How Standards Help Build Trust in Technology
In today’s digital economy, organizations depend on software and systems that are safe, secure, and reliable. Whether you’re building technology, procuring services, or managing risk, the ability to demonstrate trustworthiness is no longer optional — it’s essential.
That’s where international and national standards come in. They offer a common language, clear expectations, and structured frameworks for ensuring that systems behave as intended and remain dependable in the face of change, threats, or failure.
Here are three key standards and bodies at the forefront of this work:
🔹 PAS 754 – Software Trustworthiness: Governance and Management
Issued by: British Standards Institution (BSI)
Focus: Risk-informed governance and software assurance
PAS 754 defines what it means for software to be “trustworthy.” It focuses on ensuring that software development and operation account for safety, reliability, availability, resilience, and security — collectively known as trustworthiness facets.
This standard guides organizations in:
- Embedding trust principles into governance and management
- Performing risk assessments tailored to the software’s role and impact
- Mapping trustworthiness goals to technical and organizational measures
✅ PAS 754 helps organizations ask the right questions when evaluating software risks and benefits.

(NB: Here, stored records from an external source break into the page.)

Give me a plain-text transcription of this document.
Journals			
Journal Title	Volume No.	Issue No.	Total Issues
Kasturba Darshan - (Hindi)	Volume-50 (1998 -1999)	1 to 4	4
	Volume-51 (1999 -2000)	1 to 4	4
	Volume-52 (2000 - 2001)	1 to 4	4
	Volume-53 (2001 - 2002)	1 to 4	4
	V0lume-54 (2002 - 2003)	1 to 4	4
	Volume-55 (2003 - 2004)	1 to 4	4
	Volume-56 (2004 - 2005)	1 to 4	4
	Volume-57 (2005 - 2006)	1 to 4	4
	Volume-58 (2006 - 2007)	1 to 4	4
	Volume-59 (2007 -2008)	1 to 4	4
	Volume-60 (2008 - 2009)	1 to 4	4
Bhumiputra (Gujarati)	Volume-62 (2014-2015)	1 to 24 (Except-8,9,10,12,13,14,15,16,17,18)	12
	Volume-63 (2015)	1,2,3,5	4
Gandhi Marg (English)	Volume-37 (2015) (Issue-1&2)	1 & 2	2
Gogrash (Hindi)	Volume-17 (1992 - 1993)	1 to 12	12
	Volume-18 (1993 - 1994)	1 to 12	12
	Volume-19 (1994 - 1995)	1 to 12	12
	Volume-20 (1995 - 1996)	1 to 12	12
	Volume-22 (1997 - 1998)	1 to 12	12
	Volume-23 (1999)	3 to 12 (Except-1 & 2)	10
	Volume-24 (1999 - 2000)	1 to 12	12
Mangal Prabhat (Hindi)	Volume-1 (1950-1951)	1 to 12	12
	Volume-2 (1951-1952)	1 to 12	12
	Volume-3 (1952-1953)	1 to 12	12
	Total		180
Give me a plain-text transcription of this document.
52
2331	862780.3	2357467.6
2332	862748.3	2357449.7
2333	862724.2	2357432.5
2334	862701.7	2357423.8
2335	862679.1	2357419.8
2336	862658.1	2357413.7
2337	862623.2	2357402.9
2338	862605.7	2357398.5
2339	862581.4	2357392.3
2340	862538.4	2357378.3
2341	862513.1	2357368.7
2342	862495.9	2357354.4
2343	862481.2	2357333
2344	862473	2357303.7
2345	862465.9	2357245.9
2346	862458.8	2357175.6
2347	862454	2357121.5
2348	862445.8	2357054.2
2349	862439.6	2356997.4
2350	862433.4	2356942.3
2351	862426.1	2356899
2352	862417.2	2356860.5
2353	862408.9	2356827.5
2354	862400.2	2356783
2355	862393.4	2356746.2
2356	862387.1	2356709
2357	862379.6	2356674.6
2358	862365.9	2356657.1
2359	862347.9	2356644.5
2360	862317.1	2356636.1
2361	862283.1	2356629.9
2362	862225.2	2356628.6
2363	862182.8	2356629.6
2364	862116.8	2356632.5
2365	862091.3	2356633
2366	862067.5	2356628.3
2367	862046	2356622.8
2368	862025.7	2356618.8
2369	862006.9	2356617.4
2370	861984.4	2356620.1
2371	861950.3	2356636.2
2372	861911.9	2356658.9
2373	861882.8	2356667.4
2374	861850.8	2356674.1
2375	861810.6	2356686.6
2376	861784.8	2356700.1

🔹 BS 10754 – Systems Trustworthiness (Information Technology)
Published by: BSI
Latest Version: BS 10754-0:2024
BS 10754 builds on PAS 754 and expands the scope to include entire systems, not just software.
It provides:
- A structured approach to implementing Entity Trustworthiness (ET)
- Frameworks for managing trust-related risks across the lifecycle
- Techniques for validating, verifying, and auditing trustworthiness
- Definitions for trustworthiness levels based on use, risk, and environment
The standard is modular, including:
- Part 0 – Concepts and Overview
- Part 2 – Implementation and Management
- Part 3 – Validation and Certification
✅ BS 10754 helps organizations systematize how they define, build, manage, and prove trust in the technology they use or produce.
🔹 ISO/IEC JTC 1/SC 7 WG 13 – Software and System Product Quality
Managed by: ISO/IEC Joint Technical Committee 1 (JTC 1), Subcommittee 7 (SC 7)
Focus: Quality characteristics and models for software and systems
Working Group 13 (WG 13) is responsible for the SQuaRE series (Software Product Quality Requirements and Evaluation), including ISO/IEC 25010, which defines:
- Functional Suitability
- Performance Efficiency
- Compatibility
- Usability
- Reliability
- Security
- Maintainability
- Portability
These characteristics are used globally for software evaluation, benchmarking, and certification, and provide essential input for quality models, supplier evaluation, and requirements definition.
✅ WG 13’s work ensures quality can be measured consistently and compared meaningfully across different systems and markets.
💼 Why These Standards Matter for Businesses
Whether you’re a software vendor, a procurement lead, or a regulator, these standards help:
- Reduce risk in the software supply chain
- Improve product and service quality
- Align teams around common quality and trust objectives
- Enable more confident procurement decisions
- Build stakeholder trust with verifiable assurance
Standards offer not just compliance checklists, but best-practice frameworks that streamline innovation, assurance, and accountability.
🔍 Who Uses These Standards?
Organizations across sectors adopt these standards as part of their governance, assurance, and procurement strategies. One example is CUPAS (Commodity Usage Principles and Assurance Scheme), which references BS 10754 as the foundation of its common assurance model. CUPAS uses these frameworks to calibrate and compare different certification schemes and help buyers make informed, risk-aware choices.